Born: United States of America
Primarily active in: United States of America

Dewey H. Hodges obtained the Bachelor of Science degree (with high honors) in Aerospace Engineering in June 1969 from the University of Tennessee at Knoxville. He attended Stanford University under a NASA Trainee fellowship, receiving the Master of Science degree in June 1970 and the Doctor of Philosophy degree in January 1973, both from the Department of Aeronautics and Astronautics.

From 1970 until 1986 he was a Research Scientist at the U.S. Army Aeroflightdynamics Directorate, located at NASA Ames Research Center. From 1981–1986 he served as Group Leader of the Theoretical Group, Rotorcraft Dynamics Division and taught graduate courses at Stanford. His work in rotorcraft dynamics and aeroelasticity became internationally known during this time. He led a team of other scientists and engineers in the twenty-man-year development of GRASP, first released in 1985. GRASP is a hybrid multi-body/finite element based program that performs aeroelastic, aeromechanical, and structural dynamic analyses of rotorcraft with arbitrary rotor/hub configurations. Many of the distinctive features of GRASP are presently being used in RCAS, the Army’s current comprehensive rotorcraft modeling program.

Prof. Hodges has been on the faculty of the School of Aerospace Engineering at Georgia Tech since the fall of 1986. His present research interests include analytical and computational structural mechanics, aeroelasticity, structural dynamics, asymptotic methods, dynamics and computational optimal control. He has presented papers and seminars at many technical conferences and universities across the United States, Western Europe, South America, and Asia. He has advised 34 PhD and 39 MS graduates. To his credit thus far he has five book chapters, five books, over 200 technical papers in refereed journals, and two U.S. Patents. In recent years his research group at Georgia Tech has been developing methods for accurate analysis and stress recovery in composite beams (including helicopter rotor blades), plates, and shells. The computer programs VABS (for composite beams) and VAPAS (for composite plates and shells) are in use around the world.

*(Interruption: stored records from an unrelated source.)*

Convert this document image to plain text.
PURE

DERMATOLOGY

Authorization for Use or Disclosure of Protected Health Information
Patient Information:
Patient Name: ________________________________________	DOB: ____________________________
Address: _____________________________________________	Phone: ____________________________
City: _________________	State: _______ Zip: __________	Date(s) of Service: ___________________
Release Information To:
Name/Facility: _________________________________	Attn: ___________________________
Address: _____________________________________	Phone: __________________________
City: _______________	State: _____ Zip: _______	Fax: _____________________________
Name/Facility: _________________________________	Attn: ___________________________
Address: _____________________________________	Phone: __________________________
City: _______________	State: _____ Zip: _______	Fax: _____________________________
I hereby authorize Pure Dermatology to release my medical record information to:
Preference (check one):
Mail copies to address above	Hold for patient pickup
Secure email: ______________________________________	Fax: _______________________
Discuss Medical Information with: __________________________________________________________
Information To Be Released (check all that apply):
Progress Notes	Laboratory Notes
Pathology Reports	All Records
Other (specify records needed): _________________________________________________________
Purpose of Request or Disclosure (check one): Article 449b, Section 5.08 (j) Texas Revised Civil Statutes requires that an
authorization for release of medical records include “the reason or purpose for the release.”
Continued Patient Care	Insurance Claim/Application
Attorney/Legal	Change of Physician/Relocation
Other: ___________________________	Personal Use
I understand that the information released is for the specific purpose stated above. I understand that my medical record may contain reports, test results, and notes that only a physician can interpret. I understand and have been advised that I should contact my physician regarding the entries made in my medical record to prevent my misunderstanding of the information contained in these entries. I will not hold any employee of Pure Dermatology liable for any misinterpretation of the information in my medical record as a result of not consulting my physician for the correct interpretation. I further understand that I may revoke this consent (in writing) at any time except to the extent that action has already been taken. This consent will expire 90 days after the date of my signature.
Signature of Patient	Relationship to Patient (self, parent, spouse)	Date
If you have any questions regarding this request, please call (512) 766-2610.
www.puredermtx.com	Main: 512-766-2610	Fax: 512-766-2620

These codes facilitate the accurate modeling and accurate stress recovery of internally complex structural members using generalized forms of standard reduced-order models for beams, plates, and shells. Also, the code NATASHA was developed for nonlinear aeroelasticity analysis of HALE aircraft and was selected by DARPA for use by contractors in its VULTURE program.

Prof. Hodges has received several awards in his professional career. These include his election to Fellow in four professional societies: The American Academy of Mechanics, The American Helicopter Society (AHS), The American Institute of Aeronautics and Astronautics (AIAA), and The American Society of Mechanical Engineers (ASME). In addition he has been awarded a NASA Technology Utilization Award (1975), two NASA Tech Brief Awards (1976 and 1990), a U.S. Army Commendation Medal (1977), the prestigious U.S. Army Research and Development Achievement Award (1979), the Director’s Award for Technological Achievement (1984), six Official U.S. Army Commendations (1980-1986), two SAIC Technical Paper Awards (1990 and 1998), three Sigma Xi Research Awards (1990, 1995, 2003), the Sigma Xi Sustained Research Award (2011), the AIAA Ashley Award for Aeroelasticity (2013), the AHS Alexander A. Nikolsky Honorary Lectureship (2014), the ASME Spirit of St. Louis Medal (2015), and the AIAA Structures, Structural Dynamics, and Materials Award (2018). He serves on the Editorial Boards of Journal of Mechanics of Materials and Structures, the Journal of Fluids and Structures, and the journal Nonlinear Dynamics. He also served as an Associate Editor for the AIAA Journal, as a member of the AIAA Structural Dynamics Technical Committee, multiple terms as a member of the AHS Dynamics Committee, on the Editorial Board of the International Journal of Solids and Structures, and as an associate editor of the Journal of Engineering Mechanics.